To my right were a cluster of three smaller headstones. I cringed: infant graves. Two children had lived only days, the other less than a year. I thought about Baby Ella, who had lain so long in our chimney and had no grave. An epitaph on one child’s stone simply read: II Kings, iv: Is it well with the child? It is well!

Ugh. Our ancestors were certainly much more sanguine about death than we are. Most of the epitaphs were along the lines of ‘Life was tough, now yay! Dead at last.’

Behind the mound where the children lay, another larger headstone caught my eye.

Nancy Hazlett

1934–1952

Beloved Daughter & Sister

Nancy Hazlett had been only eighteen when she died. My thoughts drifted again to Baby Ella. The dates fitted. Was she yours, Nancy? If so, she should have been buried beside you.

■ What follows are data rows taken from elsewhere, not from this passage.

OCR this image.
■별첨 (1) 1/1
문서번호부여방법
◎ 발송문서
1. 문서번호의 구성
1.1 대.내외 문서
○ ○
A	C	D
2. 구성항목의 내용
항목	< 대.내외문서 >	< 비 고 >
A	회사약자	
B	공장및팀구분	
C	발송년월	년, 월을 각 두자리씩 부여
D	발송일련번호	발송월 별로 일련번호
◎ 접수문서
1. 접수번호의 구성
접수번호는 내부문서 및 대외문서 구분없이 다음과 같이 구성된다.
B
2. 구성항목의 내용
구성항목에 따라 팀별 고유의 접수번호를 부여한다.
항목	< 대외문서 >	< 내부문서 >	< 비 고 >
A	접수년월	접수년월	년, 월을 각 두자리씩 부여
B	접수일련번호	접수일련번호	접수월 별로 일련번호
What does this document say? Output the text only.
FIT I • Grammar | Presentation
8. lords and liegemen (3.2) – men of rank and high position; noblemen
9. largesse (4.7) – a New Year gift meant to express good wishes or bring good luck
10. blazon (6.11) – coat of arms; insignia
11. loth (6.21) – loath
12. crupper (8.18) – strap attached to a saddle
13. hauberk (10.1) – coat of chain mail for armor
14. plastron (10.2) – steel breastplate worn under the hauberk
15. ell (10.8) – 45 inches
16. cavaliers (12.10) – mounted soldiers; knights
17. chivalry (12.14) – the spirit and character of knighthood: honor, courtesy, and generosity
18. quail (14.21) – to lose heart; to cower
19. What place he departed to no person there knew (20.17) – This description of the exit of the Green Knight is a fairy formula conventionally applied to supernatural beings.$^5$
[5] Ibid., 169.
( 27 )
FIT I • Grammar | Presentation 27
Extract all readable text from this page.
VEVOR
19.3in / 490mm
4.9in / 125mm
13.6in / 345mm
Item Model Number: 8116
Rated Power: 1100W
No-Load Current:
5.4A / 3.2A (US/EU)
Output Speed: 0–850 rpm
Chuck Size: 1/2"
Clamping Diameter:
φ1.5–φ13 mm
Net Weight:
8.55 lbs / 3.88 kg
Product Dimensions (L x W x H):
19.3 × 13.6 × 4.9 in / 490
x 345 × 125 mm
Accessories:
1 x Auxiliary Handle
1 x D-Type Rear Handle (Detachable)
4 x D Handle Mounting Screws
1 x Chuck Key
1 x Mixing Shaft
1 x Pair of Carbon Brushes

I decided to research the people who had once walked over the land Paul and I now owned, whose graves I could visit every day, if I chose. I knew that by the early 1950s, vital records in local Maryland courthouses had been moved to the new Archives in Annapolis, the shining accomplishment of Maryland’s first archivist, Morris Leon Radoff, who built the Hall of Records in Annapolis in 1935 and persuaded the counties to transfer their records there for safekeeping. In the days before the construction of the Chesapeake Bay Bridge, this would mean researchers would have to travel long distances to Annapolis from the counties, some by ferry from the Eastern Shore, so the canny Radoff had partnered with the Church of the Latter Day Saints to microfilm the important records and leave copies in the care of the counties.

Thinking about the moldering records that Kim Marquis had found in the courthouse basement, I wondered if they’d been missed in Radoff’s general roundup for the Mormons.

I slipped my iPhone out of my pocket and took pictures of the tombstones, being careful to capture the dates on the inscriptions. The next time I visited the courthouse, I’d see what I could find out about them. I wanted to check out the county library, too.

But first, we had work to do. Now that Kendall Barfield was dead, Kim feared that the rental on the office space wouldn’t be renewed. Before the lease expired, Fran and I needed to clear out the storage room so that the mold could be abated and the room thoroughly cleaned, ready to welcome back the records Kim had decided to keep to their forever home.